In the heavy gray days after Jimmy left this earth, I clung hard to Dan, Molly and our loyal pup, Buster. To walking and the way its hydraulic wave calmed and cleared my mind, allowing me to focus on nothing more than putting one foot in front of the other on the narrow horse trails near our house. To distancing myself from who was missing. To losing track of time as Buster and I trudged along, following Dan for as long as he wanted to stay out there, the need to retrieve Molly from school or ferry her to softball practice the only things triggering our return.
Over time, I reawakened to the beauty all around me. The purple lupines carpeting the spring green hills. The red-tailed hawk circling overhead. The whirr of the hummingbirds dancing in our garden. The call of the foxes late at night. The tropical scent of the gardenia soap in my bathroom, sent out of the blue by my grief sister Jen, inspired by the gardenia hand lotion Jimmy had given her long ago when she was one of his favorite high school teachers.
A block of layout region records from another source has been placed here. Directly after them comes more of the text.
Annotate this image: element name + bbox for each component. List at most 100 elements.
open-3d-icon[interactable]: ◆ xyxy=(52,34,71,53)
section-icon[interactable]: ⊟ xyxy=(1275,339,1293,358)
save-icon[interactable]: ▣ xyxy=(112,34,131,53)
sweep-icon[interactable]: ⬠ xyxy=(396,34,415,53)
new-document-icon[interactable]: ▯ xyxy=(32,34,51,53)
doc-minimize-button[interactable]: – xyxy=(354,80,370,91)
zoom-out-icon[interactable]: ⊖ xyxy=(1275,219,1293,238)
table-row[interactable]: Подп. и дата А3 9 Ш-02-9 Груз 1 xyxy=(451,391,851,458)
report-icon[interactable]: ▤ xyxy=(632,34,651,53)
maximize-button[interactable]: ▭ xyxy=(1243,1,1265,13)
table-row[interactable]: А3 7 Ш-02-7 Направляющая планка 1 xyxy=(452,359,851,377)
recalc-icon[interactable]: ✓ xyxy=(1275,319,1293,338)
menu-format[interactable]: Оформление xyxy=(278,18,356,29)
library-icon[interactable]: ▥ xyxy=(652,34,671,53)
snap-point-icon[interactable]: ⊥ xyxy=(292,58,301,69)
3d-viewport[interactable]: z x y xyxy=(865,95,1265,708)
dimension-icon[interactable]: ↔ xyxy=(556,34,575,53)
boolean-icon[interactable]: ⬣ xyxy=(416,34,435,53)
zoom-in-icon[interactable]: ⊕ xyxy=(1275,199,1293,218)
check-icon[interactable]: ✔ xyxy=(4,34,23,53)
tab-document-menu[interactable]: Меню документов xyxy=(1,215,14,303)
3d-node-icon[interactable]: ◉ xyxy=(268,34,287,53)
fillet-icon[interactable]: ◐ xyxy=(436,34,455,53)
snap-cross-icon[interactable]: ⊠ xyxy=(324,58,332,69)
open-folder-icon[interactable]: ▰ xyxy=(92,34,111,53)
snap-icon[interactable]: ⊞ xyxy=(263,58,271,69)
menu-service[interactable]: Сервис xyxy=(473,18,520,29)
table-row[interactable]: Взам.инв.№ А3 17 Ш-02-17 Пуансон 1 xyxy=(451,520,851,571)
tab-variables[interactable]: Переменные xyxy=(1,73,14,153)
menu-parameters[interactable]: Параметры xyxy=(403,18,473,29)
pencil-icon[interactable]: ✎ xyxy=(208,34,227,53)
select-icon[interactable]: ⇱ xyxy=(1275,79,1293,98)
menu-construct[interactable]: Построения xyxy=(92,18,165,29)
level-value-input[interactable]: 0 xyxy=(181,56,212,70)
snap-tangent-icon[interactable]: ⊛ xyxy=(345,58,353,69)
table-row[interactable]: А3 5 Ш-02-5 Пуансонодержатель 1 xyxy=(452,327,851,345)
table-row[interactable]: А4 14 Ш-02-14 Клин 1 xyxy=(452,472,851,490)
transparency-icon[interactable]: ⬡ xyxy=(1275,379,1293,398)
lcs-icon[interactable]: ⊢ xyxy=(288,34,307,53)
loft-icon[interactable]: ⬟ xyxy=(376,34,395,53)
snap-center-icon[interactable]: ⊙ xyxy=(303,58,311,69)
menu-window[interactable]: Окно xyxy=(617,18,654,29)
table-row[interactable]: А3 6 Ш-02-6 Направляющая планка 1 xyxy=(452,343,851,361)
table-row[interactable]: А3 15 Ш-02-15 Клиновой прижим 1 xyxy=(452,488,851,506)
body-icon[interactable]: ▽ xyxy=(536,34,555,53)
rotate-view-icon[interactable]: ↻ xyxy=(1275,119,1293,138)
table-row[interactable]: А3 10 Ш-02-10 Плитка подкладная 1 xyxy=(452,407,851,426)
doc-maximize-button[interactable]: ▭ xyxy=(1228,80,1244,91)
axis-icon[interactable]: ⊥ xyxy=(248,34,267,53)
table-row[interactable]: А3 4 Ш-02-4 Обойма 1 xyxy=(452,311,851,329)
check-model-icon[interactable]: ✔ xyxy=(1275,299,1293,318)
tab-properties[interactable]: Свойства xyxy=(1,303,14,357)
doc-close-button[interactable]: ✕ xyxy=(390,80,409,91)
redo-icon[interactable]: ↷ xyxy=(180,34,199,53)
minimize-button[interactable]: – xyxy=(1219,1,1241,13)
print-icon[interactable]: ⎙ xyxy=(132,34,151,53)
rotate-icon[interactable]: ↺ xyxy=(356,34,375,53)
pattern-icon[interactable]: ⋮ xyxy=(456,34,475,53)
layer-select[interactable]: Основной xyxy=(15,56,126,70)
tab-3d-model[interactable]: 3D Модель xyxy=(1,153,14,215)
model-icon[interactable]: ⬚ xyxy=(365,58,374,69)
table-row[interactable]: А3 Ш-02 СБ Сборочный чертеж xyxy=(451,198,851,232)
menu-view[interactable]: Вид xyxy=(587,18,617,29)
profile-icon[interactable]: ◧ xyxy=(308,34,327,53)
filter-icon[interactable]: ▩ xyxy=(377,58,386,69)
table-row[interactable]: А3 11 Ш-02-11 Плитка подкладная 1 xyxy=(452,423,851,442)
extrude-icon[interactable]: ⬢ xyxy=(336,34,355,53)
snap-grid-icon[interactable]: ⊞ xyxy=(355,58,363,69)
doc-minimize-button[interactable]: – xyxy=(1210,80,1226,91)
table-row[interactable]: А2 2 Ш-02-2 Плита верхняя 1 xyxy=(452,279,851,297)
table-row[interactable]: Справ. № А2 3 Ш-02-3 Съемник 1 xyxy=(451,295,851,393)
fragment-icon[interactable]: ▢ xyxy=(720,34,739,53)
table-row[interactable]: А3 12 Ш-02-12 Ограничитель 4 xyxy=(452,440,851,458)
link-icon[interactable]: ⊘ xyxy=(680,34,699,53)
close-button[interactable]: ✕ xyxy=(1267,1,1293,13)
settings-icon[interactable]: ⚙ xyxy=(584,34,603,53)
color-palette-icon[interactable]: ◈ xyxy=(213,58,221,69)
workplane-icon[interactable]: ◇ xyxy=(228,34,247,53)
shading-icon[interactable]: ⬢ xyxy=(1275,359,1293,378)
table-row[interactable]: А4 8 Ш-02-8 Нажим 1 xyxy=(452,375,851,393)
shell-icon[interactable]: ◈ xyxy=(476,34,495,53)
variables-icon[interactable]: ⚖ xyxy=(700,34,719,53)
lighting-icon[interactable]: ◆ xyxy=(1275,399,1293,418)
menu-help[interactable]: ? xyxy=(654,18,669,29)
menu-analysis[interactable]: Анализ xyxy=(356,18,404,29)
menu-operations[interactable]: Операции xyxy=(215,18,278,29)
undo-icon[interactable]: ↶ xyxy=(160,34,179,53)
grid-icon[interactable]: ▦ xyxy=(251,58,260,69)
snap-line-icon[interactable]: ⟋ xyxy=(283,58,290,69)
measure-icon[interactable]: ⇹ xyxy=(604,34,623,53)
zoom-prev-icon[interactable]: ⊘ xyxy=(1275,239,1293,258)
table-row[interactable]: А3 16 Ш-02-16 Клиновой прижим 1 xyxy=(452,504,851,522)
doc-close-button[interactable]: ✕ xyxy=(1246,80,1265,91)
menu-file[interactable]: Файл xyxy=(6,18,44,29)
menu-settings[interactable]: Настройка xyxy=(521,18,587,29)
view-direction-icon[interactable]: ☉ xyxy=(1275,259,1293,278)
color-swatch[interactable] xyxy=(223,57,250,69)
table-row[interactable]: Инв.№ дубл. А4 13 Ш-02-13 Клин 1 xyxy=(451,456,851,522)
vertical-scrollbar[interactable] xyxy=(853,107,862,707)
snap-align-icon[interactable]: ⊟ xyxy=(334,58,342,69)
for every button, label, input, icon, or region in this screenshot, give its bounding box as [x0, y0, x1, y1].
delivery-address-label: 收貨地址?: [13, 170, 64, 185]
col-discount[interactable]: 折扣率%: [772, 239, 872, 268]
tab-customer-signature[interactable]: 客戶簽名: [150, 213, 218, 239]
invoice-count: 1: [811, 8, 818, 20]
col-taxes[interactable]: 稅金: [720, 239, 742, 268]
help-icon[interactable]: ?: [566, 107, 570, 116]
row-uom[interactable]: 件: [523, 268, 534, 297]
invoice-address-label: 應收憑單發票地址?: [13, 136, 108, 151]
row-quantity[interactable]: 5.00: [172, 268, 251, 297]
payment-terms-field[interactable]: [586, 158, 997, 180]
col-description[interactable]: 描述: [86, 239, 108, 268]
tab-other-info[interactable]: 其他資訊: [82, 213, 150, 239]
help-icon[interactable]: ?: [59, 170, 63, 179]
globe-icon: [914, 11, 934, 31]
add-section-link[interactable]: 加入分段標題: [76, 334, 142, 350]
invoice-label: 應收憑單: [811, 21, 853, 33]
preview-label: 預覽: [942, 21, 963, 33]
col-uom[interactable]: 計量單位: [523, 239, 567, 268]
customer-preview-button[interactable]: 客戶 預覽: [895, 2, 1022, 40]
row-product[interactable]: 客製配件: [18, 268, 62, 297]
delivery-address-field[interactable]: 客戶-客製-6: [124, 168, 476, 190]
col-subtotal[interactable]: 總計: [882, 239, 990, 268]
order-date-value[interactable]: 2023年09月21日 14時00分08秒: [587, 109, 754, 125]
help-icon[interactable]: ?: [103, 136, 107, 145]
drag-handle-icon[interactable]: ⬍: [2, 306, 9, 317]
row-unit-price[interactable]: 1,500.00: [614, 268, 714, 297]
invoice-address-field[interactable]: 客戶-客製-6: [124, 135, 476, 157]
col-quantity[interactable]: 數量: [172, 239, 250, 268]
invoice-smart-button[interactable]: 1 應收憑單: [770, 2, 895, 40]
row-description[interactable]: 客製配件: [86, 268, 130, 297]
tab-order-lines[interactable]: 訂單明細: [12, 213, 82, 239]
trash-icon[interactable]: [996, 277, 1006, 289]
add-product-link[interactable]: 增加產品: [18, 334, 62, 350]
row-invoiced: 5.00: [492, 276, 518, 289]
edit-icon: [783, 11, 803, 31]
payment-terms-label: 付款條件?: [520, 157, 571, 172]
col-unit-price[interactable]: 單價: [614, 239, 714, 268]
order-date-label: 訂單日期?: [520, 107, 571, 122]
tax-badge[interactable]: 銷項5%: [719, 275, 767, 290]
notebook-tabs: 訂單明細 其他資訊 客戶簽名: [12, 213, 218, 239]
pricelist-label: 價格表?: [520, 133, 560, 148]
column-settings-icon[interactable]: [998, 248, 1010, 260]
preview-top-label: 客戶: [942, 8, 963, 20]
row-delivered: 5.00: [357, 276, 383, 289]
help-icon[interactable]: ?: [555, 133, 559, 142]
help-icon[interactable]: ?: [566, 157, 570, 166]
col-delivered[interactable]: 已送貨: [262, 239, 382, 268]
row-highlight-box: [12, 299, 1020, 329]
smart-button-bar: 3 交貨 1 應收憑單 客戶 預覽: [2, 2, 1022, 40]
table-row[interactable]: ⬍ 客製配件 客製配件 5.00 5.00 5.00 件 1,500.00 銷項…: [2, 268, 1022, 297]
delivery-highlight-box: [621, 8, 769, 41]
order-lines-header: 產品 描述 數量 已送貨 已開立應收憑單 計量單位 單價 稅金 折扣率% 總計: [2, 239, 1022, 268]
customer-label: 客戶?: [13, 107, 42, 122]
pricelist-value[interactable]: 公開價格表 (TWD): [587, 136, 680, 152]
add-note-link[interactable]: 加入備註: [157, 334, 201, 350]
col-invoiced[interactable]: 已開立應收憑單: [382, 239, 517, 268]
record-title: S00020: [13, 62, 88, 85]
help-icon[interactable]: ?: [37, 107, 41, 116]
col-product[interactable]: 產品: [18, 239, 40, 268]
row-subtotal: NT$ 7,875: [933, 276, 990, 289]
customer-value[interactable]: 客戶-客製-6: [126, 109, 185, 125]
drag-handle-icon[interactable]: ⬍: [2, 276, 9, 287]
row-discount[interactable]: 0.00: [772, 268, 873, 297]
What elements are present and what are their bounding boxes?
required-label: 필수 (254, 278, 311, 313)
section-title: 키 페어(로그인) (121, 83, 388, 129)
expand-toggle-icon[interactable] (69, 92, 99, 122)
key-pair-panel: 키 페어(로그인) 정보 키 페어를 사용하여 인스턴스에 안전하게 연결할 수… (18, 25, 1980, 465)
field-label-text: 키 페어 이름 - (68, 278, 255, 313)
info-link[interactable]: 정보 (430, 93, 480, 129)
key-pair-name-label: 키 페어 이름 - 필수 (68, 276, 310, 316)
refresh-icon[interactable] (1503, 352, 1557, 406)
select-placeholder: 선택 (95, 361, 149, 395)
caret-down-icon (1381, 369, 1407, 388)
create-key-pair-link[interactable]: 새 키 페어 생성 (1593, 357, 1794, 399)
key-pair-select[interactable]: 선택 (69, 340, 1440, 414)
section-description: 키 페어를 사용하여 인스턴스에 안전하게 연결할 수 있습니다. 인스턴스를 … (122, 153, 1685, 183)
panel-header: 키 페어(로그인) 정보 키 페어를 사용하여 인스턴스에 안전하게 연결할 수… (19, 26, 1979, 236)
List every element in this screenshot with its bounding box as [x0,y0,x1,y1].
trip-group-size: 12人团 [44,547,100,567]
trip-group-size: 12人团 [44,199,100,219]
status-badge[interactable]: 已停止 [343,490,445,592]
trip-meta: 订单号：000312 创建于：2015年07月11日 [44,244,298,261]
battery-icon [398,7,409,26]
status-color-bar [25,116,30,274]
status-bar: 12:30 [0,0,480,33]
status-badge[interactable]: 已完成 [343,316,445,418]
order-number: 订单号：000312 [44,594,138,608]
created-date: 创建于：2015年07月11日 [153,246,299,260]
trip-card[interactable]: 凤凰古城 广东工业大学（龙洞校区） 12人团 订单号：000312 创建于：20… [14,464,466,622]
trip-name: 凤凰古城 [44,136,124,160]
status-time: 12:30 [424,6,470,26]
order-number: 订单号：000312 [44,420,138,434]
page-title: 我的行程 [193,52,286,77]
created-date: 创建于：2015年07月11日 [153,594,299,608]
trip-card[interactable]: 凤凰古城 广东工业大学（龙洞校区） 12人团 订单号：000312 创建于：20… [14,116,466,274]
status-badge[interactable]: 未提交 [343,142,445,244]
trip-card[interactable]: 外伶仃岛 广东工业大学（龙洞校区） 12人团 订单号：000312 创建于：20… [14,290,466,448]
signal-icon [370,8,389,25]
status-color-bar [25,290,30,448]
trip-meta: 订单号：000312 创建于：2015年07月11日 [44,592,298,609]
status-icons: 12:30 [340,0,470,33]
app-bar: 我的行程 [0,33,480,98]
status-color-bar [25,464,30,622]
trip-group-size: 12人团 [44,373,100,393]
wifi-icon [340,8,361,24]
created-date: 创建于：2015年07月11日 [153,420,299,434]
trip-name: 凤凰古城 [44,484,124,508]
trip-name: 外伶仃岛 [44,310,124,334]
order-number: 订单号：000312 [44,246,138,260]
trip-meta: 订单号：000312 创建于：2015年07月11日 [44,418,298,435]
The warmth radiating from Dan’s body as he wrapped his arms around me after yet another nightmare. The glimpses of Molly’s inner thoughts on a late night FaceTime call from her freshman dorm room.
Invitations to re-enter the world. Proof that the center was holding. Reminders that even with the bad things, life was still worth living. Promises that despite the ache inside me, there was still reason to get up and rejoin the dance.